First, the report calls for faculty working groups, organized by geographic region, to provide strategic advice and create regional action plans. Second, the plan suggests that periodic MIT summit meetings in targeted regions will help establish new programs and connections. And third, the plan calls for an expansion of international seed funds to support collaborative research and educational programs with faculty and institutions in these regions.
MIT is already a participant in high-level summits with leaders around the world. This week, MIT President L. Rafael Reif will be speaking at a forum in Saudi Arabia hosted by Khalid Al-Falih, head of the country’s Ministry of Energy, Industry and Mineral Resources.
(Al-Falih also spoke at MIT in June 2016, at a meeting of university and business leaders from Massachusetts. At that event, he discussed Saudi Arabia’s “Vision 2030” project, a new policy agenda aiming to diversify the country’s economy beyond oil, to other technologies as well as services, logistics, and tourism.)
As the new report outlines, MIT’s existing programs will continue to play a central role in its global strategy. For example, the MIT International Science and Technology Initiatives (MISTI) arranged almost 1,000 student internships in 30 countries in 2016 — representing a fourfold increase over the last decade. MIT’s OpenCourseWare website has received nearly 200 million visits from around the world since its launch in 2003, while 3.5 million learners, 75 percent of whom are from outside the U.S., have signed up for MITx courses since the launch of the edX platform in 2012. MIT is also continuing to develop a MicroMasters credential available to global learners in multiple fields.
The importance of MIT-style “bottom-up” enterprise
Lester emphasizes the importance of “bottom up” activities, driven by enterprising faculty and students, to the new global strategy.
“We must support and encourage and help those efforts grow,” Lester says. “But in addition, MIT sometimes seeks to act on a larger scale, in order to increase its impact. We can’t do everything and be everywhere in the world, and the new plan will help us think systematically about what we want to do, where we want to do it, and who we want to do it with.”

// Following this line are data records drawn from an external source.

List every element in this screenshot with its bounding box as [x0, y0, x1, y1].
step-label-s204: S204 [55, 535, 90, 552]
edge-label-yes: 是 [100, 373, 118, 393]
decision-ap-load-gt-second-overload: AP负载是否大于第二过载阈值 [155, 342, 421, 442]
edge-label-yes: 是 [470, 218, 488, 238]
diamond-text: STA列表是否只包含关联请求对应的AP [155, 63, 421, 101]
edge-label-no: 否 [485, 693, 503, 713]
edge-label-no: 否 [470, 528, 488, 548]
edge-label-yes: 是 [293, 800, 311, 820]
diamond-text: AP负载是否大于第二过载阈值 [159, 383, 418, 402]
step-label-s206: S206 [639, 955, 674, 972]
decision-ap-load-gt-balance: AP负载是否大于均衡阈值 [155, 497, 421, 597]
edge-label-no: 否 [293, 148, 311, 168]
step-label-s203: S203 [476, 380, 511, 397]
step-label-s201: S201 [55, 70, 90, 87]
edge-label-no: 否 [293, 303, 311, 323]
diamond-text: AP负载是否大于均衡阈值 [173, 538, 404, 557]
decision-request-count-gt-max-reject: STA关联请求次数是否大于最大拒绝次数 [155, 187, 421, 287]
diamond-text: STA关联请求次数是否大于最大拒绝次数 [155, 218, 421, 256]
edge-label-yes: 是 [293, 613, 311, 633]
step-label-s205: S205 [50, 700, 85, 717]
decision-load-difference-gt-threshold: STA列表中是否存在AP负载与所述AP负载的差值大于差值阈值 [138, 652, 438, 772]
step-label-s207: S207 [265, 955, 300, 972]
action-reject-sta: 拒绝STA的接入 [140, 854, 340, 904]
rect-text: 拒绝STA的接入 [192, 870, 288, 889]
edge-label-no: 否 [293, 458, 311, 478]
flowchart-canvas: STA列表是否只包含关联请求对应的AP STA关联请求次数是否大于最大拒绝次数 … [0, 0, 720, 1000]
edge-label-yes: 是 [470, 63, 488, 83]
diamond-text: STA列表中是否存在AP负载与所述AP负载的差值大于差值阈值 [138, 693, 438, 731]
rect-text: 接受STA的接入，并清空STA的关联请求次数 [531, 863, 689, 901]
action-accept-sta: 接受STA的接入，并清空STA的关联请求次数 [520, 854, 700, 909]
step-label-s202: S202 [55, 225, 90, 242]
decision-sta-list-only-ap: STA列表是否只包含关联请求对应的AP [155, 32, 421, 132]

Finally, as the plan notes, MIT’s international activities are subject to geopolitical shifts and the possibility of “disruptive developments” around the world. Given the pace of global change, the plan states, another comprehensive strategic review should be undertaken in five years or less. But for now, Lester says, MIT’s commitment to global engagement is strengthening.
“Now is not the time to change course,” Lester says. “On the contrary, this is the time to affirm our commitment to working with others, across national borders, on the world’s most challenging problems. In a very fundamental sense, that is who we are.”